After lengthy discussion, a third motion was made, seconded and passed to withdraw the motion concerning use of the kitchen.

Finally, a fourth motion was passed after even lengthier discussion. The commissioners voted to table the whole matter until County Attorney Troy Timmerman would have a chance to research if the board can legally make adjustments to an awarded bid.Loveall began the discussion by relating that he and Commissioner Bill Groskreutz, Jr., had held a meeting with staff from Parker Oaks in Winnebago and members of the sheriff’s office.

Parker Oaks is the current provider of meals at the jail, but the food is prepared in their kitchen in Winnebago and brought to the jail in Blue Earth.

The new request for proposal (bid) calls for the meals to be prepared in the LEC, and the kitchen at the jail be equipped for this purpose.

“After meeting with the folks from Parker Oaks, I decided to advocate for their position and ask that we reopen the bidding,” Loveall says. “Parker Oaks was not allowed enough time to prepare a bid for this new procedure.”

Groskreutz responded that he was not sure if two weeks was enough time or not, but he raised another issue.

“We did have a goal to reduce the cost of the meals at some time in the future when we first built the jail,” Groskreutz says. “And to find some way to equip the kitchen.”

Groskreutz also worried about changing the bid procedure after it has occurred.

“My concern is that we not move away from our legal bid process,” he says.

Commissioner Tom Warmka agreed.

“I never want to trash our bid process,” Warmka says. “I’m proud that we have been able to use meals from local Faribault County businesses.

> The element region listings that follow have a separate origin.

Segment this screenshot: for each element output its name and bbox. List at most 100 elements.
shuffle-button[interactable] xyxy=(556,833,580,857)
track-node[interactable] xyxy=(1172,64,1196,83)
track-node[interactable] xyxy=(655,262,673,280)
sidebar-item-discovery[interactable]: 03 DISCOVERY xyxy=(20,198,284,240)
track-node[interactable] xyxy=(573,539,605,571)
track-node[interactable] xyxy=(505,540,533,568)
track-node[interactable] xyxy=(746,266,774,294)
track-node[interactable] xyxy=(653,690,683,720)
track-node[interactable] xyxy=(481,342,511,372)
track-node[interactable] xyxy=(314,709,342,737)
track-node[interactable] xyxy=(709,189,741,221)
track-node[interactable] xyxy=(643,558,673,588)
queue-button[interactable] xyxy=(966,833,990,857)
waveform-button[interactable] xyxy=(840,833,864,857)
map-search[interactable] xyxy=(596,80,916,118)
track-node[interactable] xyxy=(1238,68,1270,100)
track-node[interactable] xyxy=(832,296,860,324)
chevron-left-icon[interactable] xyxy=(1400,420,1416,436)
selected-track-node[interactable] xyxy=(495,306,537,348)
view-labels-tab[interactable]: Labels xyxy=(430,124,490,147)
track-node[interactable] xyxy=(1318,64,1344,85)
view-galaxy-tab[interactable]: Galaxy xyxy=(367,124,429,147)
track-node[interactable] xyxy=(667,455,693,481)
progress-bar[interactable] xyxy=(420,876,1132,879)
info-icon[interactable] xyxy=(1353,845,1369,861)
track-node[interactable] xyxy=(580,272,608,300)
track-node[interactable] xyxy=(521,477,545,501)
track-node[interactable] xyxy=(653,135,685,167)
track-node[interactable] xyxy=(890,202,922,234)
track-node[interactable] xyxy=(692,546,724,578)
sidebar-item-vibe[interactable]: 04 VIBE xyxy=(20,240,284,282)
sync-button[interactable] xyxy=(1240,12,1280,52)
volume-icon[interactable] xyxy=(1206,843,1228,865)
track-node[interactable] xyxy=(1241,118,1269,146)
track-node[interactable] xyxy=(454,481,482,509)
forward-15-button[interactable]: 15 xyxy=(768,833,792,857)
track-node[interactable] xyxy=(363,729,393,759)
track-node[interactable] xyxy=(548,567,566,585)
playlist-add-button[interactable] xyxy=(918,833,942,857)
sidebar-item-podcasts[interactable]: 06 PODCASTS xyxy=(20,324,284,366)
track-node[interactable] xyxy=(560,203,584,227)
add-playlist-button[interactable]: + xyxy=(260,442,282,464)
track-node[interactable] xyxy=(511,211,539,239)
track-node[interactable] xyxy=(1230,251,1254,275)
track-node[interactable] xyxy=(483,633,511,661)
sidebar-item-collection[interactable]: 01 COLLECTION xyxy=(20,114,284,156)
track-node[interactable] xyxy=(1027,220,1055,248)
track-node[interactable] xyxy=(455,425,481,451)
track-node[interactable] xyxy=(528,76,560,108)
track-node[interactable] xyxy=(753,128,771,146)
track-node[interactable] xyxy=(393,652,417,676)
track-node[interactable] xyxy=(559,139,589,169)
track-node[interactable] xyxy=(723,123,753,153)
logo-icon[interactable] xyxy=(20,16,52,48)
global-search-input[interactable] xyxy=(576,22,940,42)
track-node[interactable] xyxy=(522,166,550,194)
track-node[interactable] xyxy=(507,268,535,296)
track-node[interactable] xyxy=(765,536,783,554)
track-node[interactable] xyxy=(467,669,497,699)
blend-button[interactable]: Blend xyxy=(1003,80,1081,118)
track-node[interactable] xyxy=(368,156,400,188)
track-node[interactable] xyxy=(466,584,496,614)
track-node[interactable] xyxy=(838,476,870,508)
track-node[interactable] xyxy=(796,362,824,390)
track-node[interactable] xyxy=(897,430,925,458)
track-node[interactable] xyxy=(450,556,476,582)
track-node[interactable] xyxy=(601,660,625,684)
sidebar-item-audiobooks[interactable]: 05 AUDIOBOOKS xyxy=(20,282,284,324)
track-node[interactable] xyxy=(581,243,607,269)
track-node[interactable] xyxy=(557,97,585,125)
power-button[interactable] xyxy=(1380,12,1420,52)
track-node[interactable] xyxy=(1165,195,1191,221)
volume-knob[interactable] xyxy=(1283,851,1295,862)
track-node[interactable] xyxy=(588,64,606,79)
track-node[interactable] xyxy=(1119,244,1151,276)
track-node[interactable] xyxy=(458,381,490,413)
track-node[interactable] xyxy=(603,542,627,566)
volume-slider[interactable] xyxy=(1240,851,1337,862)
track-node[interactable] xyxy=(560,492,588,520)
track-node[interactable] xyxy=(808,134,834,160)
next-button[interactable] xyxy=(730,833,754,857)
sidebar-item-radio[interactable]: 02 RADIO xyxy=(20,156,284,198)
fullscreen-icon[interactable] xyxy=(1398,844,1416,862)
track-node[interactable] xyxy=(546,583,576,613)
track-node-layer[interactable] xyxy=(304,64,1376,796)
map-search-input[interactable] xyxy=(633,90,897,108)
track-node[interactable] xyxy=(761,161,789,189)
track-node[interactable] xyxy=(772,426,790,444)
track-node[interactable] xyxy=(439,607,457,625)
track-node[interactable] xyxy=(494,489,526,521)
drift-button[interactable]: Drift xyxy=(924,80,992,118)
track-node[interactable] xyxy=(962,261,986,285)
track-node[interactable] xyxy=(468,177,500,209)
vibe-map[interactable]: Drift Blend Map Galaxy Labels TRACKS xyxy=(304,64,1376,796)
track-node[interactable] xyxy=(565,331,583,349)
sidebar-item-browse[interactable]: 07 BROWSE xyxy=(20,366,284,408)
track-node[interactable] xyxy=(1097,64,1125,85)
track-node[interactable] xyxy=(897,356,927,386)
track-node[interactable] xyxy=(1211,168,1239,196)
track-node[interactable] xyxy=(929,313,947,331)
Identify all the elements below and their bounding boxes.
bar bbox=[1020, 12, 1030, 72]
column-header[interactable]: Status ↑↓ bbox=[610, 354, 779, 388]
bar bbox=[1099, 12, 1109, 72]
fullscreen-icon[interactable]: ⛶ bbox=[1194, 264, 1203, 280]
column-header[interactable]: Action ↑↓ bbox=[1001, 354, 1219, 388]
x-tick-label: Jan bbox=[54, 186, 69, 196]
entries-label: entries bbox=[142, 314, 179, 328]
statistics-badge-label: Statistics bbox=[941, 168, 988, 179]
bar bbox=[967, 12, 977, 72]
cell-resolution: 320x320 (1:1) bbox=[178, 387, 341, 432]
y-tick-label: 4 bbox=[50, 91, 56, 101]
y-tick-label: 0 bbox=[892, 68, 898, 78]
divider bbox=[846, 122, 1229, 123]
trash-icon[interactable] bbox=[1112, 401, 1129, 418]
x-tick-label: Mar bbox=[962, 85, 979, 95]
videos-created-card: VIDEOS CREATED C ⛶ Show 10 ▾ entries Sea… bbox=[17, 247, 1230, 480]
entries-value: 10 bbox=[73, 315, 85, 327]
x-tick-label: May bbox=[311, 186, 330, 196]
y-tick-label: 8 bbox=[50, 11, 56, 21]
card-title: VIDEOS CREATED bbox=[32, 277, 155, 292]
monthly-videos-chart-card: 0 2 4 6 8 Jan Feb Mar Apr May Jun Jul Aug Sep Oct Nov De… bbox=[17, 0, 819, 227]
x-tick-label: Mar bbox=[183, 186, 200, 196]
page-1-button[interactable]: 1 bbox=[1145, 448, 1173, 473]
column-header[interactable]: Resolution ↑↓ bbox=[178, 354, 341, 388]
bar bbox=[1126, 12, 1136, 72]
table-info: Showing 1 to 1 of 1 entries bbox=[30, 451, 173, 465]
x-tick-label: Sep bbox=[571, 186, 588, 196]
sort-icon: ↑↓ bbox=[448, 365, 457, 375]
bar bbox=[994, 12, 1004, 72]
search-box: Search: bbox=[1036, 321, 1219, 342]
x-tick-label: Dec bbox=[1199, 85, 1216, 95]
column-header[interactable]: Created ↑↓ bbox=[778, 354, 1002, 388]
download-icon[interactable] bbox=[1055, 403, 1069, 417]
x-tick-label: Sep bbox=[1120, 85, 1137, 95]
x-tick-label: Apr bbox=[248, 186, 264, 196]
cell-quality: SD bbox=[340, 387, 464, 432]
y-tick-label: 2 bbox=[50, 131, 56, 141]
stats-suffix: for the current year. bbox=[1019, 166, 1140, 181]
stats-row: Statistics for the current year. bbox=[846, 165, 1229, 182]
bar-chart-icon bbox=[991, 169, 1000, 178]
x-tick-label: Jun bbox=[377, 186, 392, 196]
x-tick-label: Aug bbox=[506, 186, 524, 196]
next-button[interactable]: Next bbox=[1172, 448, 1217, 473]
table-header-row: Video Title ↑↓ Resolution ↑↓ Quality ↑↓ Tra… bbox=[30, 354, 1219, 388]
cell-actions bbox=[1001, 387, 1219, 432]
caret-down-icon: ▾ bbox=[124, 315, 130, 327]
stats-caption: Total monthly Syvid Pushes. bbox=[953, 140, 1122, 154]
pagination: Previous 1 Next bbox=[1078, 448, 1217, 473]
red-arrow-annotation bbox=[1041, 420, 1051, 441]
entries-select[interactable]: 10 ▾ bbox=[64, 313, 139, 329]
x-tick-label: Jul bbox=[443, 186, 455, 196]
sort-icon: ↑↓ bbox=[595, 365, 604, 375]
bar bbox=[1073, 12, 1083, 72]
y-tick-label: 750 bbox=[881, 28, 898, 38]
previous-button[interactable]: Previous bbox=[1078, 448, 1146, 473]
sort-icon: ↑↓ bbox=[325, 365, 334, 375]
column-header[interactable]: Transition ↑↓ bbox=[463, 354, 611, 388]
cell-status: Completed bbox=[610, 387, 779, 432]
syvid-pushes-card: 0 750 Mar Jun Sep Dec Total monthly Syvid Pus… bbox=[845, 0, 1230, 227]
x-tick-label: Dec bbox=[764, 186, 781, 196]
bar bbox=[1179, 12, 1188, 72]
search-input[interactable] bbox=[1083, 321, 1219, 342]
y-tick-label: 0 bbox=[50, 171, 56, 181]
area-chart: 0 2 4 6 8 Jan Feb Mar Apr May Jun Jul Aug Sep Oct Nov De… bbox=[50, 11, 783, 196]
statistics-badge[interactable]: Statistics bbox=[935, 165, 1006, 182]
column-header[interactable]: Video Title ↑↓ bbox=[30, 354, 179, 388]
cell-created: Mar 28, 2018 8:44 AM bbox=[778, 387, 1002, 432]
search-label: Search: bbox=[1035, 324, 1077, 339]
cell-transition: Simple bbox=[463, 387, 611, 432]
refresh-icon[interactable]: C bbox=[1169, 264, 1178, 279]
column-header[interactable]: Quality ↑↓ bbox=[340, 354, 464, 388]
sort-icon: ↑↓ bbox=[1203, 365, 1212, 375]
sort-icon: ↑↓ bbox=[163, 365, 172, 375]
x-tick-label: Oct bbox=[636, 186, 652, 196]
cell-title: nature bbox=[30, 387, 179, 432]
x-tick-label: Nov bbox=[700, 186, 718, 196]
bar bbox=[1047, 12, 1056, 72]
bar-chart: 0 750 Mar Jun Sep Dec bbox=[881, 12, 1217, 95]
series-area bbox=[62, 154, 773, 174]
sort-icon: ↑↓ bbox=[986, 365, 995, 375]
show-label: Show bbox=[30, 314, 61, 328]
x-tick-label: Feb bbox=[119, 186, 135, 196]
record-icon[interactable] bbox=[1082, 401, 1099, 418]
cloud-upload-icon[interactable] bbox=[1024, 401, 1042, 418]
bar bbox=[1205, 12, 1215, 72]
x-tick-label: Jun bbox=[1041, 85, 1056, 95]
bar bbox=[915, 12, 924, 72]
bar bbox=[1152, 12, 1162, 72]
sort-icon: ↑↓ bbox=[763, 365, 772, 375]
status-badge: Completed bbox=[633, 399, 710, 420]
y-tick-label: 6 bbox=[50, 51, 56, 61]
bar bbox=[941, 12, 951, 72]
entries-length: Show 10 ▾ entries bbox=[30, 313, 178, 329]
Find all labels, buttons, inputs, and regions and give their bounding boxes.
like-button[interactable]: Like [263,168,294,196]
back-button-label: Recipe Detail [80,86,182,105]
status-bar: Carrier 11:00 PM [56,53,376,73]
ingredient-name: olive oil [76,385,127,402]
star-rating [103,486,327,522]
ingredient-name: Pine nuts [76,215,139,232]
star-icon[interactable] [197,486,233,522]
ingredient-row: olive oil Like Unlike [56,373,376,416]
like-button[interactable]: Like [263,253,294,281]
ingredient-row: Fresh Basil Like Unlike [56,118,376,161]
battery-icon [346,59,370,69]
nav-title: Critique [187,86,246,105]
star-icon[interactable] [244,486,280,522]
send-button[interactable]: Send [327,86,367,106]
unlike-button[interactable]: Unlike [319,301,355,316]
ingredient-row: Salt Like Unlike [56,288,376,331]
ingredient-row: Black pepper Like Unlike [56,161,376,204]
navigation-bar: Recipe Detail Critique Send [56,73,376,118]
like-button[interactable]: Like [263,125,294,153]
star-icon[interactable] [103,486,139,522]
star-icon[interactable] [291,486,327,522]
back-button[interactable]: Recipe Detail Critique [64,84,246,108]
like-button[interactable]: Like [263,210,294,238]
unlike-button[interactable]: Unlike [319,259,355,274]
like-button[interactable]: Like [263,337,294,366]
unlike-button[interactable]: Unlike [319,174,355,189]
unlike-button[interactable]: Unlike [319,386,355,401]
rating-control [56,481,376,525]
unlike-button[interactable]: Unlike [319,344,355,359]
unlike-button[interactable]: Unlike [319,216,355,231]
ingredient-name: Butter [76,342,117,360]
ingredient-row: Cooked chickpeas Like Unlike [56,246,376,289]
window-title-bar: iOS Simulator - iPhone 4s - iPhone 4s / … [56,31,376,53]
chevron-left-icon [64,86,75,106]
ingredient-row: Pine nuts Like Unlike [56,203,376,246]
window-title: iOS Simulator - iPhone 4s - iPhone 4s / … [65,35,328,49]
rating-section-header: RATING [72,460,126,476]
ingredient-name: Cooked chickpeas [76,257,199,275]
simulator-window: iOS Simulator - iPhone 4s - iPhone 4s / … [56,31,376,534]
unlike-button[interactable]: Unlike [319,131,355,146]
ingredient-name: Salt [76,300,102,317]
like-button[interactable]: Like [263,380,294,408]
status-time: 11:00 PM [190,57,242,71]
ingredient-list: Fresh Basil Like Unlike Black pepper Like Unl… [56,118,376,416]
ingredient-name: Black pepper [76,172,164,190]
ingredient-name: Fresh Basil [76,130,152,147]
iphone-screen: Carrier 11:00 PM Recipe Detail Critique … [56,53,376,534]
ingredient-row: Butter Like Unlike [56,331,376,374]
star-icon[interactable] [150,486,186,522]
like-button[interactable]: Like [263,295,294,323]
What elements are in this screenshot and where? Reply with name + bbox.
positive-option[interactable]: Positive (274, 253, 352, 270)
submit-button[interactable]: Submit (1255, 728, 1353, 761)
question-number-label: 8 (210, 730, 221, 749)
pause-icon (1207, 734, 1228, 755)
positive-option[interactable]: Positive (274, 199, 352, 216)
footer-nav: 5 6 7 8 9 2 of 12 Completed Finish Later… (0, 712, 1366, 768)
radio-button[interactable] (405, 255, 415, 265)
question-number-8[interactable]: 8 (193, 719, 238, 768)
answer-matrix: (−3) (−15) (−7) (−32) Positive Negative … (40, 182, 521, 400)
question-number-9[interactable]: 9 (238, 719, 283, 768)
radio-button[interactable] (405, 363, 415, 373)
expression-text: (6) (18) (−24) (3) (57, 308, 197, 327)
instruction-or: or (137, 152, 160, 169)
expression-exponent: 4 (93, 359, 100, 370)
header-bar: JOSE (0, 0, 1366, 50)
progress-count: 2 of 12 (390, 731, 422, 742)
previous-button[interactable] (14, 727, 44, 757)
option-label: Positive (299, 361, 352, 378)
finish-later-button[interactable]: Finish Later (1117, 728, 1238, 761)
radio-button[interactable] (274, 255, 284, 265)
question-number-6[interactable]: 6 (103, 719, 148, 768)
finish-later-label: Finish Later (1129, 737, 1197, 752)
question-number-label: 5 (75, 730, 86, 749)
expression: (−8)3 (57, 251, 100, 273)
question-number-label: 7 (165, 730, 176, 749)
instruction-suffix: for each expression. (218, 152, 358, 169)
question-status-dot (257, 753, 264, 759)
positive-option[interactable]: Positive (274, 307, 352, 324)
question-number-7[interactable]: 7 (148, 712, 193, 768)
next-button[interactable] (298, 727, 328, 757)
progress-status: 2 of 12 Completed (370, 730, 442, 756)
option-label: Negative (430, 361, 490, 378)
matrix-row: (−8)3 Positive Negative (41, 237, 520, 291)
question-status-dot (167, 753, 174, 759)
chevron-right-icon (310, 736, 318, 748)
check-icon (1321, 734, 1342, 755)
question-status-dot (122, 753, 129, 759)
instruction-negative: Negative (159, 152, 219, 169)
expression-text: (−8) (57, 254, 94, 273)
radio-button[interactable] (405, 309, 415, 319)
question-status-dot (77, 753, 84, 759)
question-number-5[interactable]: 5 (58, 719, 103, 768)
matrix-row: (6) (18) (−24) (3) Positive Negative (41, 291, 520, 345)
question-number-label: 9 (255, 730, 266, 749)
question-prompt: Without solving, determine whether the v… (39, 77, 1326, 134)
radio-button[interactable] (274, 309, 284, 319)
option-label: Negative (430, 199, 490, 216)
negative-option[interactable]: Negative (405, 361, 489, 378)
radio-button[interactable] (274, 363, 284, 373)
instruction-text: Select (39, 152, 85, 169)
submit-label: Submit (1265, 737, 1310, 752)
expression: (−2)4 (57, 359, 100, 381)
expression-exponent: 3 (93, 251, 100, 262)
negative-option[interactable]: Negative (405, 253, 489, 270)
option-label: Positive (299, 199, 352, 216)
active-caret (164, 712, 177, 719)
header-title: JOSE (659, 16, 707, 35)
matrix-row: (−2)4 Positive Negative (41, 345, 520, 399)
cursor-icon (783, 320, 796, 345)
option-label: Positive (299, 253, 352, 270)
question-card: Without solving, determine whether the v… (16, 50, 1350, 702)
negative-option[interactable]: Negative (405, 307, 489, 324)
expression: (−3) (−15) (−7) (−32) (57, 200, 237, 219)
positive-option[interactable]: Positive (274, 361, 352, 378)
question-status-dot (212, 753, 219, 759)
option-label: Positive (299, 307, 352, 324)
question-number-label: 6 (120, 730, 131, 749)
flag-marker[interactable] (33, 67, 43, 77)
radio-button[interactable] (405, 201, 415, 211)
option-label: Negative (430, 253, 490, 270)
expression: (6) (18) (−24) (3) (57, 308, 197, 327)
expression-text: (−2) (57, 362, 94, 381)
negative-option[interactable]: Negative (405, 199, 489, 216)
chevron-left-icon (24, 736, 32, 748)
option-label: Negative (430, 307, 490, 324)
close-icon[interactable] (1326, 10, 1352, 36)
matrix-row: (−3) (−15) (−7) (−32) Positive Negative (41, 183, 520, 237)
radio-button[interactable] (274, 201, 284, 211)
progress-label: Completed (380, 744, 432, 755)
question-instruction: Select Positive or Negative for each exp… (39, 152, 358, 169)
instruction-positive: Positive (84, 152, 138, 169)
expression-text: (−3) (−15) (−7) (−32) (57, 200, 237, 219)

But, when we went to a different plan for doing the meals, all businesses could bid.”

After his first motion died for lack of a second, Loveall explained why he thought it wasn’t right for a business to use a county facility, such as the kitchen in the jail, for their own purposes.

“I’m not sure it is illegal or unethical, but I feel we have the right to take a position on this and protect a local business,” Loveall says. “Parker Oaks is getting blindsided by this action. They will be at a disadvantage.”

After Loveall’s motion to oppose use of the kitchen was withdrawn, the commissioners said they wanted to study the matter more closely.

“I think tabling it will give us more time to study the RFP (request for proposal), the bids and the contract,” Groskreutz says.

Sheriff Mike Gormley gave each of the commissioners and the county attorney a copy of the RFP and the two bids which had been received.

However, Gormley says the actual contract with A’viands Food and Services Management Company of Roseville has not yet been received in his office.

“We are expecting to receive it from A’viands later this week,” Gormley told the board.